While continuations and coroutines are often used interchangeably (continuations are usually one-shot delimited continuations), Loom's continuations are very different from Kotlin's coroutines, which are more similar to C#'s async/await (they are stackless), while the fibers built on top of Loom continuations are more like Erlang's processes or Go's goroutines.

The difference is very big from the programmer's perspective. Kotlin's coroutines are a syntactic concept; i.e. a piece of code is either a subroutine or a coroutine, and you can use one or the other in different syntactic contexts. Loom's continuations, however, are a purely dynamic construct, like a thread. You can run any piece of code inside a continuation. The implication is that no language change is required for continuations and the fibers that are based on them -- they are just a different implementation of threads -- and no API changes. In fact, even though this talk provides some background, developers don't need to learn about continuations at all to use them. All they need to know is that they can use a light-weight implementation of threads.


Any idea how these fibers compare to the ones used by D as well? I also wonder if this means Kotlin will adopt Fibers since it does build on top of JVM capabilities.


I don't know D; I also don't currently know what Kotlin's plans are.


Fair enough, I know D has fibers, but I'm not sure how different implementations are between languages in regards to fibers. As for Kotlin it was more of a personal reflection, that is fine if you don't know.

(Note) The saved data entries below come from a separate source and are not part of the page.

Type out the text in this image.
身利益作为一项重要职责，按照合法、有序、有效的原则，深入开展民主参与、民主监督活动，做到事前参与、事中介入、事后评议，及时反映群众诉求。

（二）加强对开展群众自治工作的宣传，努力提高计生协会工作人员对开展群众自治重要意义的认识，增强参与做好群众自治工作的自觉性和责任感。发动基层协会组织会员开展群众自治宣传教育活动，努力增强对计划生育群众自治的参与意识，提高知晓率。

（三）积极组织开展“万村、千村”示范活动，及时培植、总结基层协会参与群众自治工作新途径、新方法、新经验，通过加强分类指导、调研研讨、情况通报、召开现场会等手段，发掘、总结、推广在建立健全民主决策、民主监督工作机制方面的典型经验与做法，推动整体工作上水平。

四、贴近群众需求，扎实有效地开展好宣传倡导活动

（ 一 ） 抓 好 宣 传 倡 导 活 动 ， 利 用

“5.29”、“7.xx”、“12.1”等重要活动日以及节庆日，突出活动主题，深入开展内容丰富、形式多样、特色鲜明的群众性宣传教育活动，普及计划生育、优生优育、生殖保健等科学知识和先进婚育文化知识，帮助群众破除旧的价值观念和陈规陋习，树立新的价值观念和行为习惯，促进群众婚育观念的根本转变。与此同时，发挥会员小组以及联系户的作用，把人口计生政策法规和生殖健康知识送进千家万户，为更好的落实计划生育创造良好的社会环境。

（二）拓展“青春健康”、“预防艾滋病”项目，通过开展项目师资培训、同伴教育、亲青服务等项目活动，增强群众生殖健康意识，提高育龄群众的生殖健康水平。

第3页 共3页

Thanks for answering though, I look forward for this. I shared it accross a number of dev communities I frequent and one joke was "java and lightweight in the same sentence" which made me chuckle since I know Fibers are amazing.


What is a language feature of Kotlin is available as a library in Clojure: https://github.com/clojure/core.async/


Almost all of Kotlin's coroutines support is also in a library. The stuff that comes from the compiler is really the smallest possible slice, required because there is syntax for it.


Interesting that, AFAIK, computer science considers continuations a more generic mechanism than coroutines. Continuations allow continuation-passing style, creating from scratch other control flow mechanisms (like return from a subroutine), exceptions and coroutines (and maybe something else which can't be reduced to items from this list, I'm not sure). Wonder if all of that can be done with coroutines?


Continuations can be reused many times. With delimited continuations you capture the continuation as a function that works basically like any other function. With unlimited continuation you capture the continuation as a weird function that never returns but can still be kept as a closure-like thing and called repeatedly. The classic use of multiple continuation calls is “logic programming” or “nondeterminism” where for example you say “let x = choose [1,2,3]” and choose then arranges to have the continuation called three times (perhaps even concurrently).


Is there some special jvm/dalvik support for it?


It's a compiler plugin that generates bytecode for you, so there's no need for support from the runtime.


There is no JVM part of Kotlin coroutines, it just uses plain JVM features as every other Java program.